When everyone had gathered, watching the central table expectantly, the models stood. They burst into modern dance, moving around the room and each other, casting elongated shapes with their bodies. A cage containing a huge butterfly skeleton was lifted from the table to join the dance, held above heads in an homage to Nishiyama’s inspiration for this collection.
Then the catwalk began. The collection, named Lepidoptera after the alternative word for the butterfly species, was a feast of texture and pattern, layering abstract motifs in blue, green and lilac on white, cut-out fabrics, creating the impression of fluttering movement. Beetles and butterflies appeared on plainer garments, tying the collection together as a whole.
All intrinsically wearable, the clothes ranged from cute shirt-dresses to smarter trousers and tops tucked into skirts. Shoes were either pointed, curly-toed clogs or pretty sandals, adorned in the same fabric as the clothes.
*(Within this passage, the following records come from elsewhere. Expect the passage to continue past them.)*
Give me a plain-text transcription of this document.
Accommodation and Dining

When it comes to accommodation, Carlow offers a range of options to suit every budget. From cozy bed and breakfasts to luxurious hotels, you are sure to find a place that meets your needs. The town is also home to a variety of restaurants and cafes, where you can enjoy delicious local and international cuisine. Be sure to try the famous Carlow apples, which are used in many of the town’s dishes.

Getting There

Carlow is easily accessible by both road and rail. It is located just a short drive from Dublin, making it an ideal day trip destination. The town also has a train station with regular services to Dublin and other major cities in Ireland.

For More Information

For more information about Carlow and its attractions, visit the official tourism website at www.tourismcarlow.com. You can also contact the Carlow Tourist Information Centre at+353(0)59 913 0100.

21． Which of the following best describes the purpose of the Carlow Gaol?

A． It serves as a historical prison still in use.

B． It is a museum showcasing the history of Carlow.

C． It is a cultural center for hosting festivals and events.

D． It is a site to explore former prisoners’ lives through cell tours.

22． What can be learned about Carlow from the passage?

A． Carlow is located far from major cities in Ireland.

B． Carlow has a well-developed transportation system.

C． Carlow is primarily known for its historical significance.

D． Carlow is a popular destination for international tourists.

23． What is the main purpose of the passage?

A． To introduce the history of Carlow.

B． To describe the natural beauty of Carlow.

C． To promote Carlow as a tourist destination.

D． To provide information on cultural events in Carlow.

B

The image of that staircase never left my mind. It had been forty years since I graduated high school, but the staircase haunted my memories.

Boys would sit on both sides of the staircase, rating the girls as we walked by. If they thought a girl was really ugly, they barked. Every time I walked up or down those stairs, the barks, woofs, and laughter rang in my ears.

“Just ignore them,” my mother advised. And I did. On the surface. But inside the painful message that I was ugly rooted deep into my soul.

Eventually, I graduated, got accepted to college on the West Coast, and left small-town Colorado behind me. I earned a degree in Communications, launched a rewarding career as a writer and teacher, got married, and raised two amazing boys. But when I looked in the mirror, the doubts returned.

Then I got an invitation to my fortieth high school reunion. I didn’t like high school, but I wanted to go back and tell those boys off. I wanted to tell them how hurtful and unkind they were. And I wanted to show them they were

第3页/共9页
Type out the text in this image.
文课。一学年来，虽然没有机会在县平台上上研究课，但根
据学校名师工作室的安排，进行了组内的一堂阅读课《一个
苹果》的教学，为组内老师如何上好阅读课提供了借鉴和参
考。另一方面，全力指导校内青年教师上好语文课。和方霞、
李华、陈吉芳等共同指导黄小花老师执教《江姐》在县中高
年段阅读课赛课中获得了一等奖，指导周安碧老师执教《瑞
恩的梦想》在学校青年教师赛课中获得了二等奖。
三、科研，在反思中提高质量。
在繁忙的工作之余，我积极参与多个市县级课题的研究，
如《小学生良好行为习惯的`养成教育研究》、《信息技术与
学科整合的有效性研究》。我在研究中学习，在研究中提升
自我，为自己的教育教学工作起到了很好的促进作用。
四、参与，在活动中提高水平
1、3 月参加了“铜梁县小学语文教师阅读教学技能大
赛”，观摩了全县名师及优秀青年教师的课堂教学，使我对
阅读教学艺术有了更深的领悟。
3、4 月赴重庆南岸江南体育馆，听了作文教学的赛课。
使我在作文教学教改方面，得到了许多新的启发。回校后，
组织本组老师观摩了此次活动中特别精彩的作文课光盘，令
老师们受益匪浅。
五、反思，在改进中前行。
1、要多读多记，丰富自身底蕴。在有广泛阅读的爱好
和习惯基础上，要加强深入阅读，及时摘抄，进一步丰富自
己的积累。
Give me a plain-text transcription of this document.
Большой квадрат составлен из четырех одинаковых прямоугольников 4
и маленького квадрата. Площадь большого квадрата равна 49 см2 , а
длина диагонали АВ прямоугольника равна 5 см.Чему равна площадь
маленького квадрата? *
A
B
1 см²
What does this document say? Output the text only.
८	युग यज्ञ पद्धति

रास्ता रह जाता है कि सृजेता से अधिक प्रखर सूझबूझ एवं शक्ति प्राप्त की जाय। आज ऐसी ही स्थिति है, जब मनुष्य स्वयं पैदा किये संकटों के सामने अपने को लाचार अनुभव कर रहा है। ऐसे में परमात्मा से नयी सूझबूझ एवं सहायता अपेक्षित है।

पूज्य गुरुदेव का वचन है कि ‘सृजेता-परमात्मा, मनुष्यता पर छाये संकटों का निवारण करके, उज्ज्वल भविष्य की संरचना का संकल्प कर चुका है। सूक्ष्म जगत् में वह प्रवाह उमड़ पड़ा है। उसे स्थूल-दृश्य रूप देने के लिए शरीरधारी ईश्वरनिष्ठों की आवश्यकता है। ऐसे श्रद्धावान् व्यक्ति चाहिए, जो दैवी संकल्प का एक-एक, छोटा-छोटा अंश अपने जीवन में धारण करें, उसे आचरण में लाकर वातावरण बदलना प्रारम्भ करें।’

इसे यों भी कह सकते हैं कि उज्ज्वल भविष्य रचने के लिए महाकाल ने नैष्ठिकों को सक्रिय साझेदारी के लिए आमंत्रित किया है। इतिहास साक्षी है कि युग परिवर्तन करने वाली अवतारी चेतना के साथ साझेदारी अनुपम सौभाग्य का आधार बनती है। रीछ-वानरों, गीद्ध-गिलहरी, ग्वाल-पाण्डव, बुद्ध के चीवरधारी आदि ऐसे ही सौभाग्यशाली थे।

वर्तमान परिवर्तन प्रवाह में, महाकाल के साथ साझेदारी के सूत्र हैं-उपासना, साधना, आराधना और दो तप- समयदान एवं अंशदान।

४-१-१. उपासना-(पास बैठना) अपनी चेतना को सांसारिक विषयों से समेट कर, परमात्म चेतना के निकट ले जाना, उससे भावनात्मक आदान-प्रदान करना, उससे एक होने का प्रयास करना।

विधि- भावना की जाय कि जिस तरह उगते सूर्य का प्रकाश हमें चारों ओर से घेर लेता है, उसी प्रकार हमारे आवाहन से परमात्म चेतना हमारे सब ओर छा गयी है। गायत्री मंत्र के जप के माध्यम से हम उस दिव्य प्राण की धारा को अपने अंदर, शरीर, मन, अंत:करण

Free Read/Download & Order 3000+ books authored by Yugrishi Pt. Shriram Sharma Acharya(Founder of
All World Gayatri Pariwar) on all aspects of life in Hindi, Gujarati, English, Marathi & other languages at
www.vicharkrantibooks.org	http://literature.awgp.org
The butterfly being synonymous with delicate elegance, it is no wonder that Nishiyama’s collection is one of feminine grace. Known for infusing inanimate objects so deeply into her designs that they evolve into completely different, and beautiful, forms. Nishiyama’s vision of her SS16 woman is poetically feminine, yet committed, bearing resemblance to the fine yet strong structure of the butterfly.
The presentation was a serene haven from the outside world. Beyond that green curtain, it didn’t matter what existed because inside was a paradise of intricate design (and tea), and I can only imagine that this feeling of calm beauty will only extend to embody the SS16 woman who will wear Nishiyama’s pieces.